Já Ouail tem a decisão tomada depois de dias com a barriga vazia: voltar para Marrocos. "Estive oito dias em Ceuta, prestes a conseguir uma cama no centro de acolhimento para migrantes, mas não comia há dias. Nem sequer os marroquinos que lá estavam me ajudaram".
Apesar de alguns cafés terem voltado a abrir portas, a população de Ceuta sente-se intimidada com a presença de migrantes numa larga escala. "Estamos completamente sobrecarregados e, ao mesmo tempo, impotentes. Estes jovens estão a ser completamente explorados. Estão a ser usados como moeda de troca”, conta o proprietário de um desses estabelecimetnos à Reuters.
"Se a polícia não for suficiente, venha o Exército"
Parecia que a calma tinha voltado a Ceuta no sábado. A noite mostrou o contrário: uma marcha organizada pelo grupo extremista Núcleo Nacional, em protesto contra aquilo que dizem ser um governo “traidor”.
Quem olha para o mar encontra agora uma barreira de contenção de 500 metros, instalada pela Guardia Civil para impedir a chegada ilegal de mais migrantes pela costa.
Hoy ha comenzado la instalación de las barreras de contención en el espigón del Tarajal (Ceuta), en un operativo conjunto de la Guardia Civil, la @Armada_esp y @salvamentogob Marítimo (Sasemar).
— Guardia Civil (@guardiacivil) August 1, 2026
✔️ El dispositivo consta de una barrera neumática de 500 metros, reforzada con una… pic.twitter.com/gRlBK2kk7D
A medida vai ao encontro das promessas do representante do governo espanhol em Ceuta, Miguel Triano. “Foram tomadas medidas logo no primeiro minuto, por parte desta delegação” e ativados “todos os recursos do Estado para a enfrentar a clara violação da nossa integridade territorial”, declarou.

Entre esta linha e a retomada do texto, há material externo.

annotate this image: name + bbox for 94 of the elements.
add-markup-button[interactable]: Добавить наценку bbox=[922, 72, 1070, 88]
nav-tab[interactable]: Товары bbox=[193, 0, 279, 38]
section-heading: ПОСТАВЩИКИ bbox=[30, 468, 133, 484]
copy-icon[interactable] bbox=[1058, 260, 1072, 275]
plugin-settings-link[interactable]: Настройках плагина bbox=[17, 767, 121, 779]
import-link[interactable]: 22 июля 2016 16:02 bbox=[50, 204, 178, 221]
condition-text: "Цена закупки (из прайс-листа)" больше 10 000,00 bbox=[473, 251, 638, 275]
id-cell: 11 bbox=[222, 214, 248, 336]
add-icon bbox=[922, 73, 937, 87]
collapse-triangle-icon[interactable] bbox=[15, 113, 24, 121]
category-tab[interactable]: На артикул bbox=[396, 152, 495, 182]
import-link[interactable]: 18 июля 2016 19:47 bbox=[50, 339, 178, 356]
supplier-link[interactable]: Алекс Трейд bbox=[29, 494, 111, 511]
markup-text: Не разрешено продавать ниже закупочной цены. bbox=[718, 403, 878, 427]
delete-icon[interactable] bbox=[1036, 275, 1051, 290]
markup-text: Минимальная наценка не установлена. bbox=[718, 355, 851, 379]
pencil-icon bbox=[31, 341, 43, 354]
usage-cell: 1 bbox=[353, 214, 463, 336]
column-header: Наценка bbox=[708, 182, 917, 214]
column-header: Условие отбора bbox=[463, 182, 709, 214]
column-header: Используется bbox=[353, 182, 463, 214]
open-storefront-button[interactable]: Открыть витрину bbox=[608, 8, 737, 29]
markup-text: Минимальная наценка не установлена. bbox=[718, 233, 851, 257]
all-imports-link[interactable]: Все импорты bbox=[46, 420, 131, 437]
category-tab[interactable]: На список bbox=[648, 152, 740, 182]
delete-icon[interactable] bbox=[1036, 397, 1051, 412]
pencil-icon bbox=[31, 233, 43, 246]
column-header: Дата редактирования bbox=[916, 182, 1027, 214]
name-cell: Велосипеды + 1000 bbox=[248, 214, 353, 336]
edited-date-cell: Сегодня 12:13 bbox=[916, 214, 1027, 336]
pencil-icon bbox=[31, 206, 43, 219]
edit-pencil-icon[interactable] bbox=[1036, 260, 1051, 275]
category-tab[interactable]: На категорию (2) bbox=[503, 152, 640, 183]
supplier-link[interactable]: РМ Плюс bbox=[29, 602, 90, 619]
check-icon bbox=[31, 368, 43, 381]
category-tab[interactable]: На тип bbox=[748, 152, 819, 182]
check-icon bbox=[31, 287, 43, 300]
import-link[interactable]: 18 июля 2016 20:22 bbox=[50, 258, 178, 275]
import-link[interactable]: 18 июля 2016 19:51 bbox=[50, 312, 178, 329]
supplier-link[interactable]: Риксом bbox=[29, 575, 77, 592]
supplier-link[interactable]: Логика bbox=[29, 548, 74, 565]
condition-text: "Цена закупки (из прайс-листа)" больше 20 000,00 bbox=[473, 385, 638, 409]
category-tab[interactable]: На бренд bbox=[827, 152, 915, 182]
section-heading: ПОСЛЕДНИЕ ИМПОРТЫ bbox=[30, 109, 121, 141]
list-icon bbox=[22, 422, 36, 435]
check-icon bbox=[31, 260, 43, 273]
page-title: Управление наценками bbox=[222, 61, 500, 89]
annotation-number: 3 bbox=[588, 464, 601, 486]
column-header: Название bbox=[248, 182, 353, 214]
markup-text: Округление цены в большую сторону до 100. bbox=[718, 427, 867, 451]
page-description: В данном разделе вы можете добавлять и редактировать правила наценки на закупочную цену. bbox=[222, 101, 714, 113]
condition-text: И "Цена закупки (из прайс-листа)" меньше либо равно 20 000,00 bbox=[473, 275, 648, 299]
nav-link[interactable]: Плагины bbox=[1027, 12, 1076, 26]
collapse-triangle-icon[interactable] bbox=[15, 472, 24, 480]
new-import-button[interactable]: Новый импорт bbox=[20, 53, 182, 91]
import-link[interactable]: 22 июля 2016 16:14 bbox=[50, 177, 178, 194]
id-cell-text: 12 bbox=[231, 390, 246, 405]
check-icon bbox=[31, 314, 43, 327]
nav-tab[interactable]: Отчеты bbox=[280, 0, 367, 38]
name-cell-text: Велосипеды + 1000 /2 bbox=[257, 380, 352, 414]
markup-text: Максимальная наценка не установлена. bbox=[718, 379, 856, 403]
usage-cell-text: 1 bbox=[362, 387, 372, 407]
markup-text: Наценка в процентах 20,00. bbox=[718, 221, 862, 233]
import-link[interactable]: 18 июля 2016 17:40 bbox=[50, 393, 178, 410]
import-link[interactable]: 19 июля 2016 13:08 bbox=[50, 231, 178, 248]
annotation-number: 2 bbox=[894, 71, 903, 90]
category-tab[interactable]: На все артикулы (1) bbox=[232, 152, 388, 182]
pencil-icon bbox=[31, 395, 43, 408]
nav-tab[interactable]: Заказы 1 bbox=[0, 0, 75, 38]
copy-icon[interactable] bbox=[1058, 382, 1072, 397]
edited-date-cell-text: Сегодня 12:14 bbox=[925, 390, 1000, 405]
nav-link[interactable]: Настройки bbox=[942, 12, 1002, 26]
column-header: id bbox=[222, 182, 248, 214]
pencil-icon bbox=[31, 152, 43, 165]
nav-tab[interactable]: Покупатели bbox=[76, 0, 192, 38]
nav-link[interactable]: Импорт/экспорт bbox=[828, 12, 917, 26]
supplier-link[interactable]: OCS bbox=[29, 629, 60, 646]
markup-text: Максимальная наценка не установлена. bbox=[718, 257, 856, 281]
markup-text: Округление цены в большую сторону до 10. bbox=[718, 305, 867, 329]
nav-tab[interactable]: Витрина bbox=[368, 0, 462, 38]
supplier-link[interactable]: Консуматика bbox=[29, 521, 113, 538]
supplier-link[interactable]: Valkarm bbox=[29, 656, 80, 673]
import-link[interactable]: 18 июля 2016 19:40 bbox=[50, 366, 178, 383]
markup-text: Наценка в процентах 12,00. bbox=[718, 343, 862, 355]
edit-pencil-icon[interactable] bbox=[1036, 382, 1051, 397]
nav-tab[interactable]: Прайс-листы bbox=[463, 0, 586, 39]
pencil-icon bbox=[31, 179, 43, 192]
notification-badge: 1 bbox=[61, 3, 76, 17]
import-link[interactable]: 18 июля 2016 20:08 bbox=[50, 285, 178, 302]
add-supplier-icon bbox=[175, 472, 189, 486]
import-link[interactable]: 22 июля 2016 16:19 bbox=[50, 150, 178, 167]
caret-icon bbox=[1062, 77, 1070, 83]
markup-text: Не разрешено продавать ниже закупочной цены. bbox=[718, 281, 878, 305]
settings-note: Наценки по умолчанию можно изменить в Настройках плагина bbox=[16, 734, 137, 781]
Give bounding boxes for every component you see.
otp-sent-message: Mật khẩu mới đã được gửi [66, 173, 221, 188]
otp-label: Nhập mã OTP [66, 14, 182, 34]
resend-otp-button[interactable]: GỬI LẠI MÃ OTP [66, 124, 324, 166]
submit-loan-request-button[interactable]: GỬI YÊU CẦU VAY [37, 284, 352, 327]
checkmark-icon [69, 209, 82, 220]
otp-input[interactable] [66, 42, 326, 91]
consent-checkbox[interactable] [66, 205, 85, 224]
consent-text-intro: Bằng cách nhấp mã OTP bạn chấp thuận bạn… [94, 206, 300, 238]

“Durante estes dias em Ceuta, tivemos quase 3.000 agentes para restabelecer a normalidade e vão ficar o tempo que for necessário. Em Ceuta, já há muito menos pessoas do que as que entraram”, assegurou
Ainda assim, à CNN Portugal, os habitantes espanhóis continuam a exigir o reforço do controlo fronteiriço e mais garantias de segurança.
“Se a polícia não for suficiente, venha o Exército. O que se passa é que não podemos estar aqui tranquilos e, em apenas uma hora, este lugar ser invadido por 60 mil pessoas. Não pode ser”, atira um popular.